Implementing the Griffins' master plan, Weston planted the seeds of his grand vision in the streetscapes we take for granted today. A vision nurtured in the philosophy of contributing materially to the built landscape for human comfort.
In crafting a city as beautiful as ours we owe a debt of gratitude to those remarkable pioneers who laid the foundations upon which our urban surrounds have matured majestically with time.
Today that streetscape vision has been realised. With shades of a stunning autumn now upon us Weston's horticultural influences resonate down through the ages.

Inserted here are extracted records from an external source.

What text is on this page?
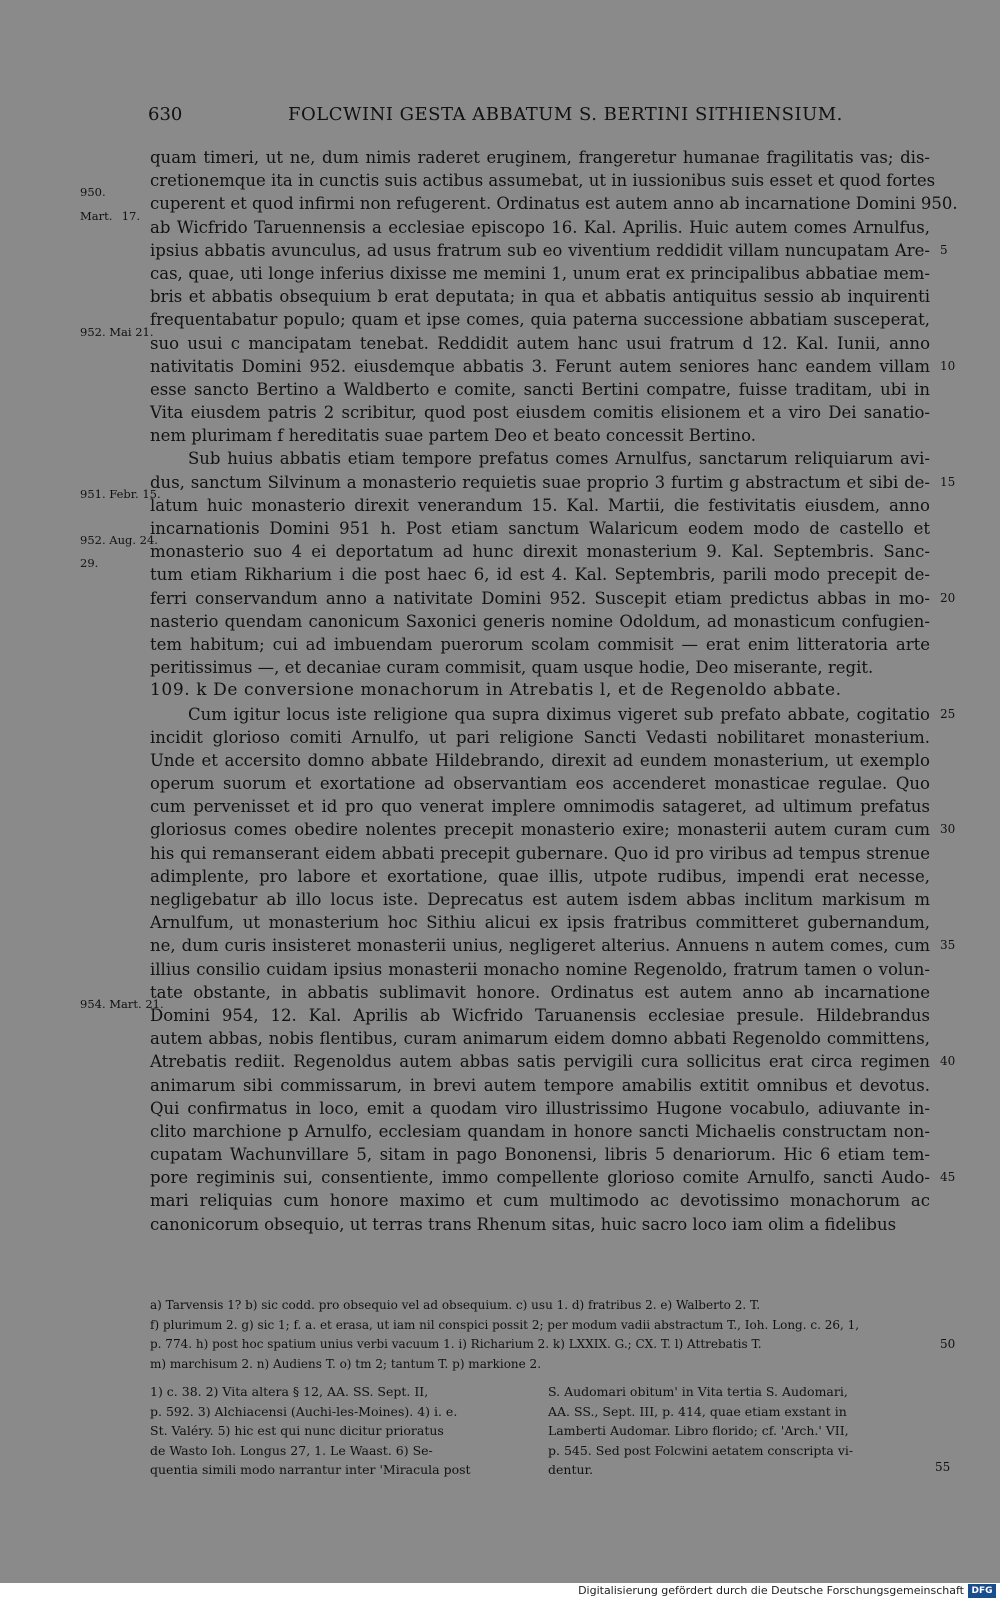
630	FOLCWINI GESTA ABBATUM S. BERTINI SITHIENSIUM.
quam timeri, ut ne, dum nimis raderet eruginem, frangeretur humanae fragilitatis vas; dis-
cretionemque ita in cunctis suis actibus assumebat, ut in iussionibus suis esset et quod fortes
cuperent et quod infirmi non refugerent. Ordinatus est autem anno ab incarnatione Domini 950.
950.
ab Wicfrido Taruennensis a ecclesiae episcopo 16. Kal. Aprilis. Huic autem comes Arnulfus,
Mart. 17.
ipsius abbatis avunculus, ad usus fratrum sub eo viventium reddidit villam nuncupatam Are- 5
cas, quae, uti longe inferius dixisse me memini 1, unum erat ex principalibus abbatiae mem-
bris et abbatis obsequium b erat deputata; in qua et abbatis antiquitus sessio ab inquirenti
frequentabatur populo; quam et ipse comes, quia paterna successione abbatiam susceperat,
suo usui c mancipatam tenebat. Reddidit autem hanc usui fratrum d 12. Kal. Iunii, anno
952. Mai 21.
nativitatis Domini 952. eiusdemque abbatis 3. Ferunt autem seniores hanc eandem villam 10
esse sancto Bertino a Waldberto e comite, sancti Bertini compatre, fuisse traditam, ubi in
Vita eiusdem patris 2 scribitur, quod post eiusdem comitis elisionem et a viro Dei sanatio-
nem plurimam f hereditatis suae partem Deo et beato concessit Bertino.
Sub huius abbatis etiam tempore prefatus comes Arnulfus, sanctarum reliquiarum avi-
dus, sanctum Silvinum a monasterio requietis suae proprio 3 furtim g abstractum et sibi de- 15
latum huic monasterio direxit venerandum 15. Kal. Martii, die festivitatis eiusdem, anno
951. Febr. 15.
incarnationis Domini 951 h. Post etiam sanctum Walaricum eodem modo de castello et
monasterio suo 4 ei deportatum ad hunc direxit monasterium 9. Kal. Septembris. Sanc-
952. Aug. 24.
tum etiam Rikharium i die post haec 6, id est 4. Kal. Septembris, parili modo precepit de-
29.
ferri conservandum anno a nativitate Domini 952. Suscepit etiam predictus abbas in mo- 20
nasterio quendam canonicum Saxonici generis nomine Odoldum, ad monasticum confugien-
tem habitum; cui ad imbuendam puerorum scolam commisit — erat enim litteratoria arte
peritissimus —, et decaniae curam commisit, quam usque hodie, Deo miserante, regit.
109. k De conversione monachorum in Atrebatis l, et de Regenoldo abbate.
Cum igitur locus iste religione qua supra diximus vigeret sub prefato abbate, cogitatio 25
incidit glorioso comiti Arnulfo, ut pari religione Sancti Vedasti nobilitaret monasterium.
Unde et accersito domno abbate Hildebrando, direxit ad eundem monasterium, ut exemplo
operum suorum et exortatione ad observantiam eos accenderet monasticae regulae. Quo
cum pervenisset et id pro quo venerat implere omnimodis satageret, ad ultimum prefatus
gloriosus comes obedire nolentes precepit monasterio exire; monasterii autem curam cum 30
his qui remanserant eidem abbati precepit gubernare. Quo id pro viribus ad tempus strenue
adimplente, pro labore et exortatione, quae illis, utpote rudibus, impendi erat necesse,
negligebatur ab illo locus iste. Deprecatus est autem isdem abbas inclitum markisum m
Arnulfum, ut monasterium hoc Sithiu alicui ex ipsis fratribus committeret gubernandum,
ne, dum curis insisteret monasterii unius, negligeret alterius. Annuens n autem comes, cum 35
illius consilio cuidam ipsius monasterii monacho nomine Regenoldo, fratrum tamen o volun-
tate obstante, in abbatis sublimavit honore. Ordinatus est autem anno ab incarnatione
Domini 954, 12. Kal. Aprilis ab Wicfrido Taruanensis ecclesiae presule. Hildebrandus
954. Mart. 21.
autem abbas, nobis flentibus, curam animarum eidem domno abbati Regenoldo committens,
Atrebatis rediit. Regenoldus autem abbas satis pervigili cura sollicitus erat circa regimen 40
animarum sibi commissarum, in brevi autem tempore amabilis extitit omnibus et devotus.
Qui confirmatus in loco, emit a quodam viro illustrissimo Hugone vocabulo, adiuvante in-
clito marchione p Arnulfo, ecclesiam quandam in honore sancti Michaelis constructam non-
cupatam Wachunvillare 5, sitam in pago Bononensi, libris 5 denariorum. Hic 6 etiam tem-
pore regiminis sui, consentiente, immo compellente glorioso comite Arnulfo, sancti Audo- 45
mari reliquias cum honore maximo et cum multimodo ac devotissimo monachorum ac
canonicorum obsequio, ut terras trans Rhenum sitas, huic sacro loco iam olim a fidelibus
a) Tarvensis 1? b) sic codd. pro obsequio vel ad obsequium. c) usu 1. d) fratribus 2. e) Walberto 2. T.
f) plurimum 2. g) sic 1; f. a. et erasa, ut iam nil conspici possit 2; per modum vadii abstractum T., Ioh. Long. c. 26, 1,
p. 774. h) post hoc spatium unius verbi vacuum 1. i) Richarium 2. k) LXXIX. G.; CX. T. l) Attrebatis T.	50
m) marchisum 2. n) Audiens T. o) tm 2; tantum T. p) markione 2.
1) c. 38. 2) Vita altera § 12, AA. SS. Sept. II,
p. 592. 3) Alchiacensi (Auchi-les-Moines). 4) i. e.
St. Valéry. 5) hic est qui nunc dicitur prioratus
de Wasto Ioh. Longus 27, 1. Le Waast. 6) Se-
quentia simili modo narrantur inter 'Miracula post
S. Audomari obitum' in Vita tertia S. Audomari,
AA. SS., Sept. III, p. 414, quae etiam exstant in
Lamberti Audomar. Libro florido; cf. 'Arch.' VII,
p. 545. Sed post Folcwini aetatem conscripta vi-
dentur.	55
Digitalisierung gefördert durch die Deutsche Forschungsgemeinschaft DFG
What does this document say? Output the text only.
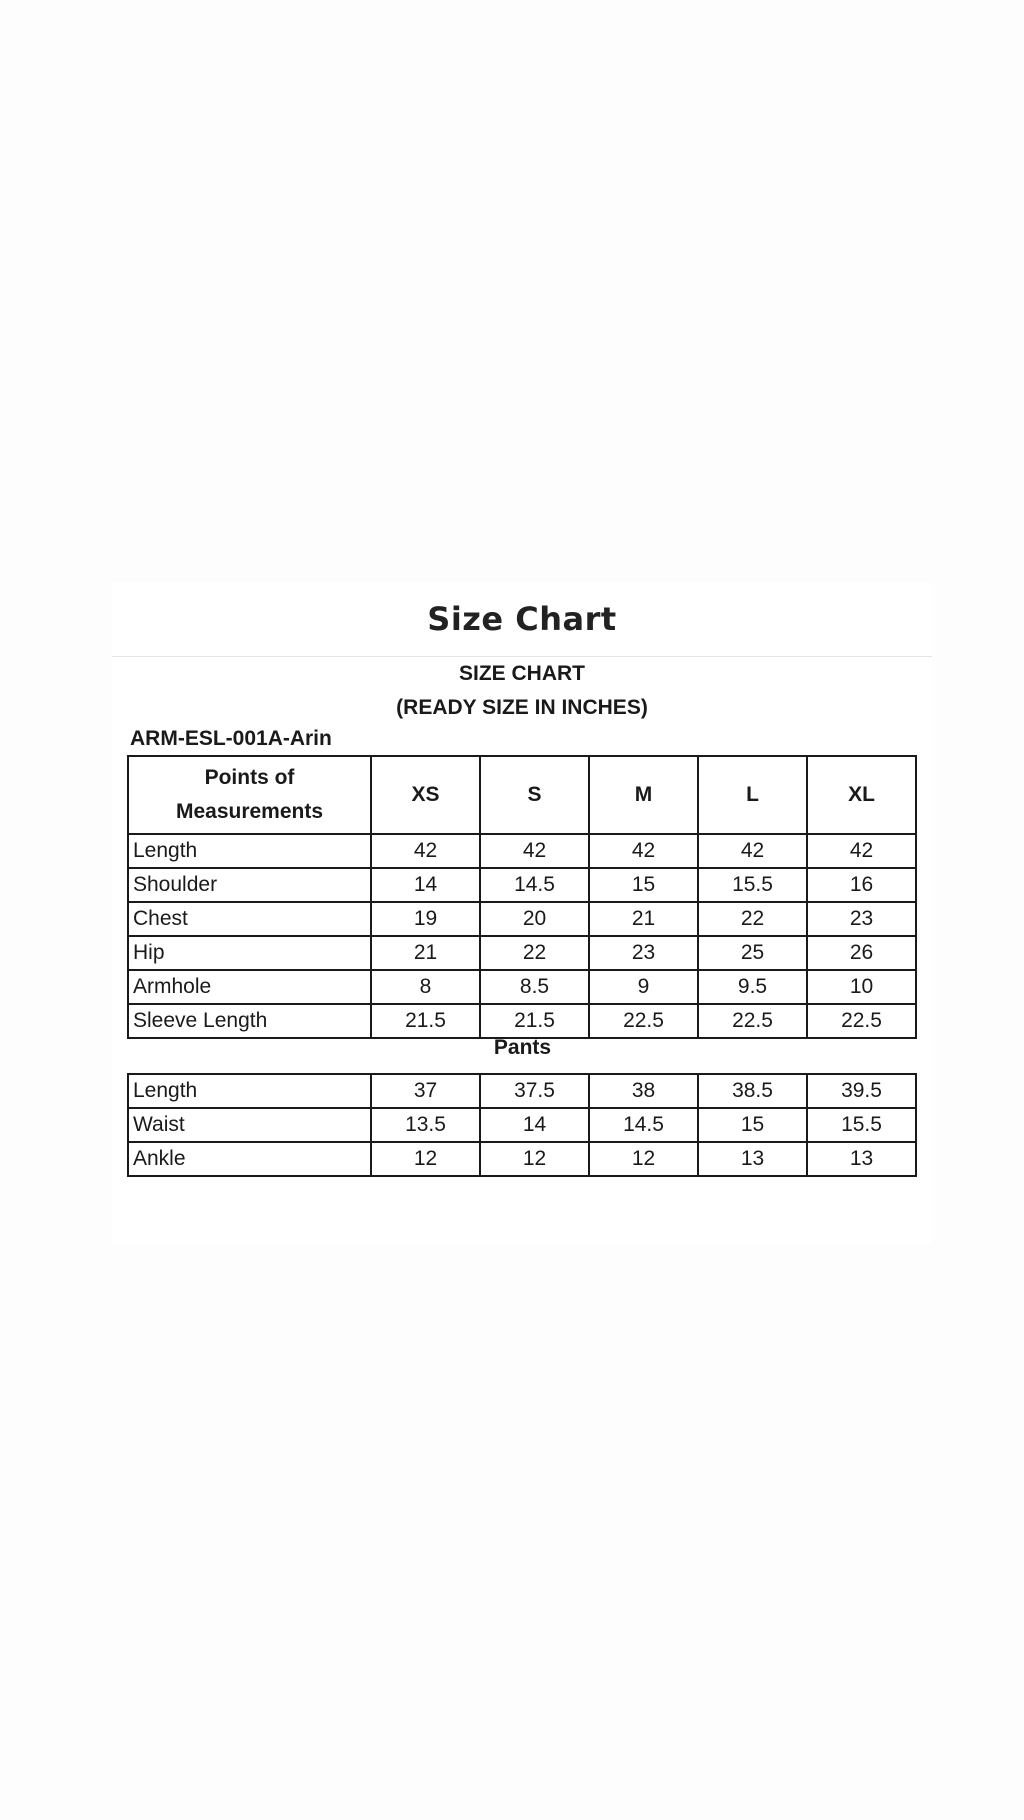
Size Chart
SIZE CHART
(READY SIZE IN INCHES)
ARM-ESL-001A-Arin
Points of
Measurements	XS	S	M	L	XL
Length	42	42	42	42	42
Shoulder	14	14.5	15	15.5	16
Chest	19	20	21	22	23
Hip	21	22	23	25	26
Armhole	8	8.5	9	9.5	10
Sleeve Length	21.5	21.5	22.5	22.5	22.5
Pants
Length	37	37.5	38	38.5	39.5
Waist	13.5	14	14.5	15	15.5
Ankle	12	12	12	13	13
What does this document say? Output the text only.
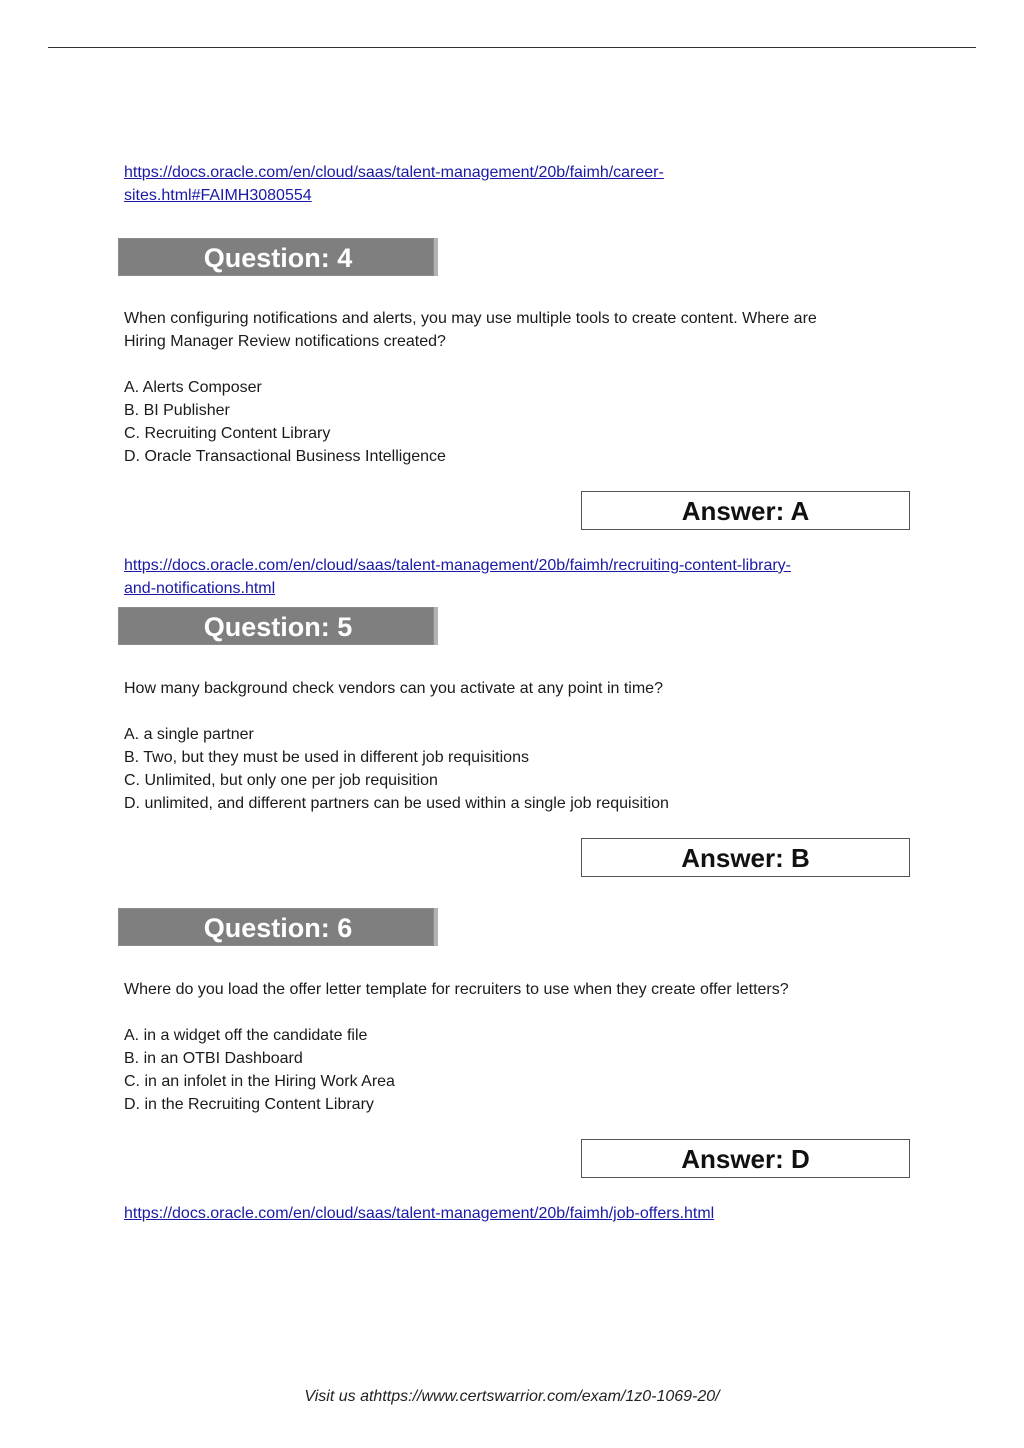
https://docs.oracle.com/en/cloud/saas/talent-management/20b/faimh/career-
sites.html#FAIMH3080554
Question: 4

When configuring notifications and alerts, you may use multiple tools to create content. Where are

Hiring Manager Review notifications created?

A. Alerts Composer
B. BI Publisher
C. Recruiting Content Library
D. Oracle Transactional Business Intelligence
Answer: A
https://docs.oracle.com/en/cloud/saas/talent-management/20b/faimh/recruiting-content-library-
and-notifications.html
Question: 5

How many background check vendors can you activate at any point in time?

A. a single partner
B. Two, but they must be used in different job requisitions
C. Unlimited, but only one per job requisition
D. unlimited, and different partners can be used within a single job requisition
Answer: B
Question: 6

Where do you load the offer letter template for recruiters to use when they create offer letters?

A. in a widget off the candidate file
B. in an OTBI Dashboard
C. in an infolet in the Hiring Work Area
D. in the Recruiting Content Library
Answer: D
https://docs.oracle.com/en/cloud/saas/talent-management/20b/faimh/job-offers.html
Visit us athttps://www.certswarrior.com/exam/1z0-1069-20/
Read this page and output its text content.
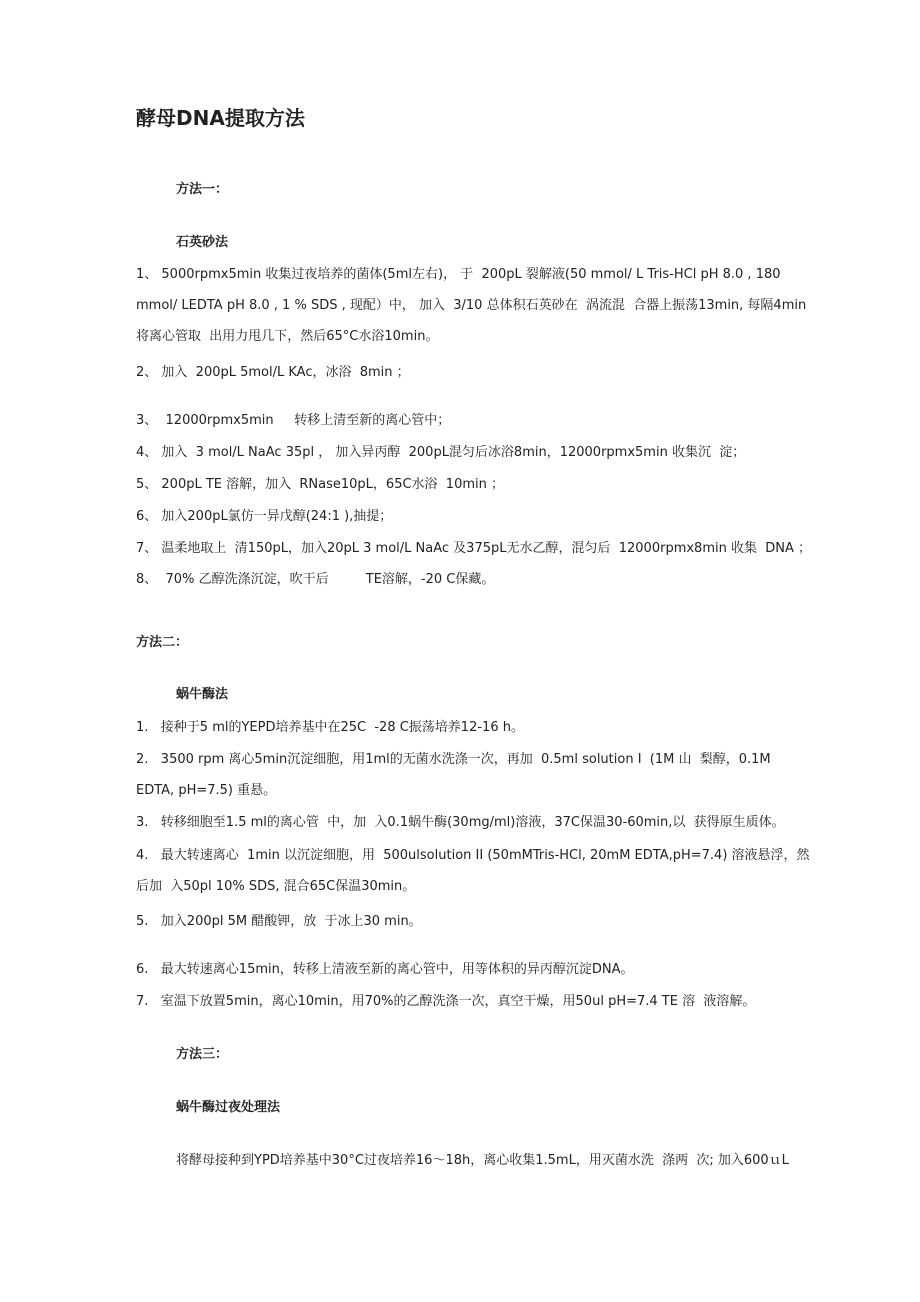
酵母DNA提取方法
方法一：
石英砂法
1、 5000rpmx5min 收集过夜培养的菌体(5ml左右)， 于  200pL 裂解液(50 mmol/ L Tris-HCl pH 8.0 , 180
mmol/ LEDTA pH 8.0 , 1 % SDS , 现配）中， 加入  3/10 总体积石英砂在  涡流混  合器上振荡13min, 每隔4min
将离心管取  出用力甩几下，然后65°C水浴10min。
2、 加入  200pL 5mol/L KAc，冰浴  8min ；
3、  12000rpmx5min     转移上清至新的离心管中；
4、 加入  3 mol/L NaAc 35pl ， 加入异丙醇  200pL混匀后冰浴8min，12000rpmx5min 收集沉  淀；
5、 200pL TE 溶解，加入  RNase10pL，65C水浴  10min ；
6、 加入200pL氯仿一异戊醇(24:1 ),抽提；
7、 温柔地取上  清150pL，加入20pL 3 mol/L NaAc 及375pL无水乙醇，混匀后  12000rpmx8min 收集  DNA ；
8、  70% 乙醇洗涤沉淀，吹干后         TE溶解，-20 C保藏。
方法二：
蜗牛酶法
1.   接种于5 ml的YEPD培养基中在25C  -28 C振荡培养12-16 h。
2.   3500 rpm 离心5min沉淀细胞，用1ml的无菌水洗涤一次，再加  0.5ml solution I  (1M 山  梨醇，0.1M
EDTA, pH=7.5) 重悬。
3.   转移细胞至1.5 ml的离心管  中，加  入0.1蜗牛酶(30mg/ml)溶液，37C保温30-60min,以  获得原生质体。
4.   最大转速离心  1min 以沉淀细胞，用  500ulsolution II (50mMTris-HCl, 20mM EDTA,pH=7.4) 溶液悬浮，然
后加  入50pl 10% SDS, 混合65C保温30min。
5.   加入200pl 5M 醋酸钾，放  于冰上30 min。
6.   最大转速离心15min，转移上清液至新的离心管中，用等体积的异丙醇沉淀DNA。
7.   室温下放置5min，离心10min，用70%的乙醇洗涤一次，真空干燥，用50ul pH=7.4 TE 溶  液溶解。
方法三：
蜗牛酶过夜处理法
将酵母接种到YPD培养基中30°C过夜培养16～18h，离心收集1.5mL，用灭菌水洗  涤两  次; 加入600ｕL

Our established neighbourhoods, suburbs and streets are awash with warm vivid colour.
Long gone are my childhood memories of the autumn leaf bonfires, banned for good air-quality reasons. These spectacular autumn leaves are now making their way onto our footpaths, pavements, driveways and gutters.
Within our interconnected stormwater network, autumn leaves along with organic pollutants have been identified as a key cause for the diminished water quality in our lakes. They break down, releasing a flush of nutrients. High phosphorous levels lead to summer algal blooms and offensive odours that restrict recreational use of our town lakes.
The good news is that you can play your part in keeping our waterways clean. Composting autumn leaves is a free source of garden mulch and a highly effective means of returning nutrients to the soil as opposed to our urban waterways.
By adding autumn leaves to your garden compost you can help prevent greenhouse gas emissions by encouraging the aerobic breakdown of organic material-a win-win for the environment.
Despite street sweeping patrols, autumn leaves continue to enter our stormwater system. As a community-minded gesture raking leaves out of roadside gutters is a small but tangible step in protecting our magnificent waterways.
As we marvel at the vibrant colours, the rich tapestry that is our spectacular streetscape let's all play our part in keeping our storm water drains leaf free.
Remember: Only rain down the storm water drain.